Perso commando, c'est bien plus agréable.

Sauf bien sur quand il fait 10° à l'intérieur   :Rolling Eyes: 

----------

## Enlight

boxer!

----------

## PabOu

slip parceque le commando, c'est pas très bien vu dans la vie de tous les jours... pourquoi le slip ? parceque je n'ai jamais rien essayé d'autre.. oui, ça se répare, mais je n'ai pas besoin de refaire ma garde robe pour le moment... Je dois économiser pour un core 2 duo :p

----------

## At0m3

Héhé, caleçon.

Une petit pensée cependant pour le porte-jaretelle, dont les élastiques claquent nos petits doigts rendus bleutés  :Embarassed:  . Tout ce qu'il y avait de plus sexy fut un temps (pour les femmes bien entendues, mais je n'ai pas connu ça)

----------

## Trevoke

Comment ca je peux pas devenir calife a l'anciennete? Genre il faut que je participe, que je sois gentil et tout? Ah la la, galere.

----------

## kwenspc

 *Trevoke wrote:*   

> Comment ca je peux pas devenir calife a l'anciennete? Genre il faut que je participe, que je sois gentil et tout? Ah la la, galere.

 

ben sinon je le serais aussi, calife   :Neutral: 

----------

## Trevoke

Haha... De toute facon, on verra bien quand ils auront besoin d'un autre modo, hein  :Smile: 

Je suis pas assez present pour etre un candidat de toute facon, je prefere rester la blague des forums  :Smile: 

----------

## nico_calais

Moi slip...Hum et si vendredi fait beau (on ne sait jamais) commando completement bourré dans la piscine gonflable de mon pote pour sa fete d'annif.

----------

## Trevoke

Je decouvre avec stupeur que les gentooistes sont en majorite des nudistes qui plongent dans le stupre.

----------

## deja_pris

Hé oui, les gentooistes sont des genstoo nus...

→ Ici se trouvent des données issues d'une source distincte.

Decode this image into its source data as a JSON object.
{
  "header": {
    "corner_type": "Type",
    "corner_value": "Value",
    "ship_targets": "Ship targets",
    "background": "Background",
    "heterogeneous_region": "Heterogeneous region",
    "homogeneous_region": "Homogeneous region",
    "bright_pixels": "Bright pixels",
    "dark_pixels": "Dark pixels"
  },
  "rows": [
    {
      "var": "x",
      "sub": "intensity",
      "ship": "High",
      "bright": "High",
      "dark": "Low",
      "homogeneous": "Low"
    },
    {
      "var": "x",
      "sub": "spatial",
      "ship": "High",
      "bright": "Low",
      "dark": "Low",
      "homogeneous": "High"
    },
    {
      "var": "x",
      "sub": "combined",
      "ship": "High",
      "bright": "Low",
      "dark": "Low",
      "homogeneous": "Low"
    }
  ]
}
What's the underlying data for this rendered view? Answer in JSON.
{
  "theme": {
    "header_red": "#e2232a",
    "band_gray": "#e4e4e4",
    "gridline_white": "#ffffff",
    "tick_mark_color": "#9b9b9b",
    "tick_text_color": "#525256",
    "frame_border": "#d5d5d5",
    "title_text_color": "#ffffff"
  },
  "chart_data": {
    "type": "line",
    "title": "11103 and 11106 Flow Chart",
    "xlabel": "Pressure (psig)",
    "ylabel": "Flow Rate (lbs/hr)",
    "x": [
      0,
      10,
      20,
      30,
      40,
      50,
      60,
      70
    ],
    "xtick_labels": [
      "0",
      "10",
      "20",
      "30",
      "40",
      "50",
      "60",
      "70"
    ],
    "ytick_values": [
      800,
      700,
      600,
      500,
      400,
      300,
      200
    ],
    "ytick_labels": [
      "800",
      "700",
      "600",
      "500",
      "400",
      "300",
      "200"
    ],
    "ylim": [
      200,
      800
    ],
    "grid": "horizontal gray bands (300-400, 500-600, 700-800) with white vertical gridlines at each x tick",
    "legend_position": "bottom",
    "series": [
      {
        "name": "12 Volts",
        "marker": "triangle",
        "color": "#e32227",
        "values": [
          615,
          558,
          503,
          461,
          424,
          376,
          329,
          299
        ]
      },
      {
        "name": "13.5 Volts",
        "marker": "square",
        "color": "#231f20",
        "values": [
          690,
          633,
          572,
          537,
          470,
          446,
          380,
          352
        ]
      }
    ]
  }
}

Quelqu'un pourrait me donner une aspirine avant que je sorte ?

----------

## xr31Daisy

 *Trevoke wrote:*   

> Comment ca je peux pas devenir calife a l'anciennete?

 

Ben non ....

Ah, ces jeunes qui veulent tout, tout de suite ...

----------

## kopp

Slip, j'aime pas trop quand ça se ballade tout le temps. Surtout en fait je trouve génant les caleçons avec un pantalon, ça tient chaud etc. Mais je me ballade toute la journée en callecon le dimanche, l'été, le soir etc parce que mamam réclame un minimum de pudeur à table   :Laughing: 

----------

## nico_calais

 *deja_pris wrote:*   

> Hé oui, les gentooistes sont des genstoo nus...
> 
> Quelqu'un pourrait me donner une aspirine avant que je sorte ?

 

Ceci est peut être dû à la chaleur acumulée par les machines des gentooistes utilsées H-24   :Razz: 

----------

## chipsterjulien

Boxer pour ma part

Tiens, d'ailleur pk boxer n'est pas dans les propositions ? :p

----------

## kernelsensei

Dans mon armoire j'ai des slips, caleçons et boxers... et comme j'aime pas me prendre la tête, je mets le 1er qui me tombe sous la main, donc c'est du /dev/urandom !

----------

## dapsaille

Le caleçon vaincras ..

 Quel bonheur que de pouvoir m'enfiler le matin dans ce caleçon (un des caleçons hein pas l'unique) en ayant la tête dans le paté ..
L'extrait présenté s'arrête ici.